Supported by National High Level Hospital Clinical Research Funding Project, No. BJ-2023-206.
Conflict-of-interest statement: The authors declare that they have no conflict of interest.
Open-Access: This article is an open-access article that was selected by an in-house editor and fully peer-reviewed by external reviewers. It is distributed in accordance with the Creative Commons Attribution NonCommercial (CC BY-NC 4.0) license, which permits others to distribute, remix, adapt, build upon this work non-commercially, and license their derivative works on different terms, provided the original work is properly cited and the use is non-commercial. See: https://creativecommons.org/Licenses/by-nc/4.0/
Corresponding author: Peng Li, MD, Doctor, Department of Geriatics, Beijing Hospital, National Center of Gerontology, Institute of Geriatric Medicine, Chinese Academy of Medical Sciences, No. 1 Dongdan, Dahua Road, Dongcheng District, Beijing 100730, China. lipbenzi@126.com
Received: August 6, 2024
Revised: September 21, 2024
Accepted: November 6, 2024
Published online: December 26, 2024
Processing time: 112 Days and 6 Hours

Abstract

In this article, we evaluate the comparative efficacy and safety of mesenchymal stem cells (MSCs) derived from bone marrow (BM-MSCs) and umbilical cord (UC-MSCs) in the treatment of heart failure and myocardial infarction. MSCs have gained importance as living bio drug due to their regenerative potential, with BM-MSCs being the most extensively studied. However, UC-MSCs offer unique advantages, such as noninvasive collection and fewer ethical concerns. This systematic review and meta-analysis summarizes data from 13 randomized controlled trials, which included a total of 693 patients. Their study shows that UC-MSCs significantly improved left ventricular ejection fraction by 5.08% at 6 months and 2.78% at 12 months compared with controls, while BM-MSCs showed no significant effect. Neither cell type showed significant changes in 6-minute walk distance. In addition, UC-MSCs and BM-MSCs had comparable safety profiles, with no significant differences in major adverse cardiac events, except for a lower rehospitalization rate observed with BM-MSCs. These results position UC-MSCs as a promising alternative in MSC-based therapies for cardiac disease, offering potential improvements in cardiac function while maintaining a favorable safety profile. Future research should focus on optimizing administration protocols and further exploring the long-term benefits and mechanisms of UC-MSCs in cardiac repair.

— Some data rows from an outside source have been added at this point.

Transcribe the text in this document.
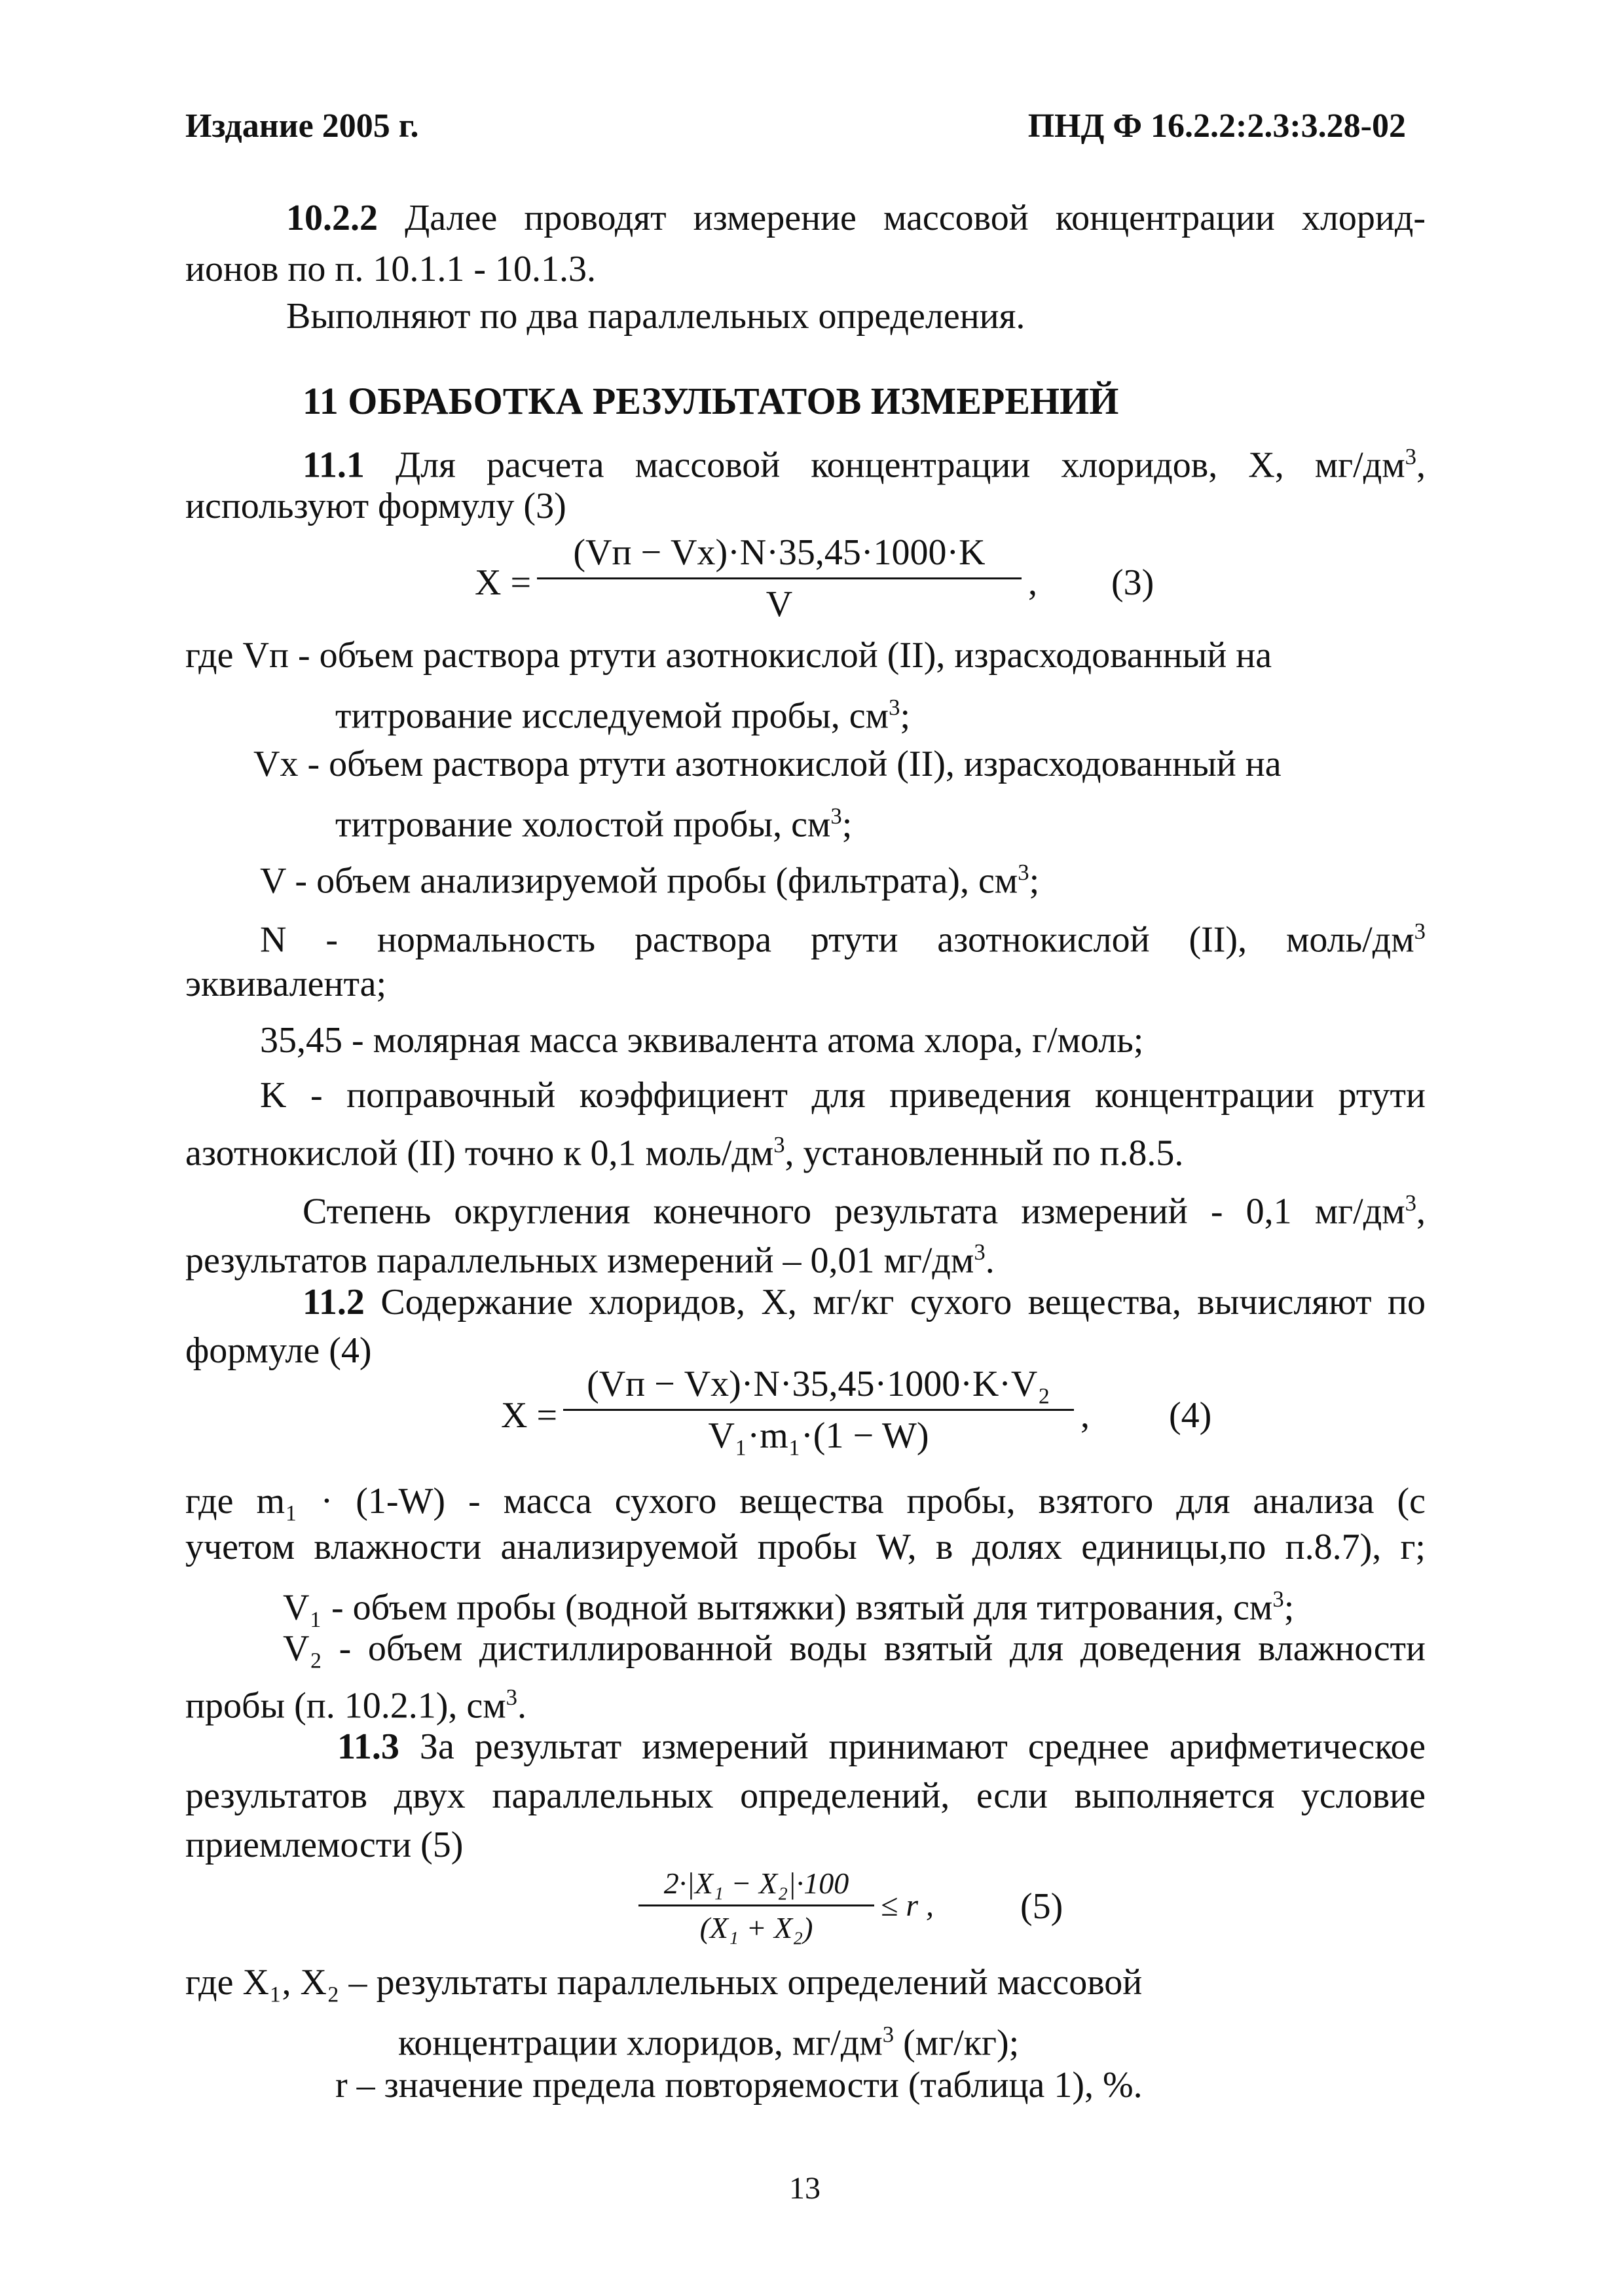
Издание 2005 г.	ПНД Ф 16.2.2:2.3:3.28-02
10.2.2 Далее проводят измерение массовой концентрации хлорид-
ионов по п. 10.1.1 - 10.1.3.
Выполняют по два параллельных определения.
11 ОБРАБОТКА РЕЗУЛЬТАТОВ ИЗМЕРЕНИЙ
11.1 Для расчета массовой концентрации хлоридов, X, $мг/дм^3$,
используют формулу (3)
X =
(Vп − Vх)·N·35,45·1000·K
V
, (3)
где Vп - объем раствора ртути азотнокислой (II), израсходованный на
титрование исследуемой пробы, $см^3$;
Vх - объем раствора ртути азотнокислой (II), израсходованный на
титрование холостой пробы, $см^3$;
V - объем анализируемой пробы (фильтрата), $см^3$;
N - нормальность раствора ртути азотнокислой (II), моль/$дм^3$
эквивалента;
35,45 - молярная масса эквивалента атома хлора, г/моль;
K - поправочный коэффициент для приведения концентрации ртути
азотнокислой (II) точно к 0,1 моль/$дм^3$, установленный по п.8.5.
Степень округления конечного результата измерений - 0,1 $мг/дм^3$,
результатов параллельных измерений – 0,01 $мг/дм^3$.
11.2 Содержание хлоридов, X, мг/кг сухого вещества, вычисляют по
формуле (4)
X =
(Vп − Vх)·N·35,45·1000·K·V₂
V₁·m₁·(1 − W)	, (4)
где m₁ · (1-W) - масса сухого вещества пробы, взятого для анализа (с
учетом влажности анализируемой пробы W, в долях единицы,по п.8.7), г;
V₁ - объем пробы (водной вытяжки) взятый для титрования, $см^3$;
V₂ - объем дистиллированной воды взятый для доведения влажности
пробы (п. 10.2.1), $см^3$.
11.3 За результат измерений принимают среднее арифметическое
результатов двух параллельных определений, если выполняется условие
приемлемости (5)
2·|X₁ − X₂|·100
(X₁ + X₂)
≤ r , (5)
где X₁, X₂ – результаты параллельных определений массовой
концентрации хлоридов, $мг/дм^3$ (мг/кг);
r – значение предела повторяемости (таблица 1), %.
13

Key Words: Mesenchymal stem cells; Heart failure; Umbilical cord-derived mesenchymal stem cells; Bone marrow-derived mesenchymal stem cells; Left ventricular ejection fraction; 6-minute walking distance; Cardiac regeneration therapy

Core Tip: This article provides a comparative analysis of umbilical cord-derived mesenchymal stem cells (UC-MSCs) and bone marrow-derived mesenchymal stem cells (BM-MSCs) for the treatment of heart failure. UC-MSCs significantly increase left ventricular ejection fraction and exhibit a favorable safety profile, positioning them as a promising alternative to BM-MSCs. Future research should focus on optimizing administration protocols and understanding the long-term benefits of UC-MSCs in cardiac therapy.
TO THE EDITOR

Cardiovascular diseases (CVDs) remain the leading cause of morbidity and mortality worldwide despite advances in pharmacological treatment[1]. Heart failure (HF), a common endpoint of various CVDs, results from the progressive decline of cardiac function due to the formation of fibrous scars after myocardial infarction (MI)[2]. Conventional treatments primarily provide symptomatic relief without addressing the underlying problem of myocardial tissue loss[3]. In this context, regenerative medicine, particularly mesenchymal stem cells (MSCs) therapy, has emerged as a promising approach to repair and replace damaged myocardium[4].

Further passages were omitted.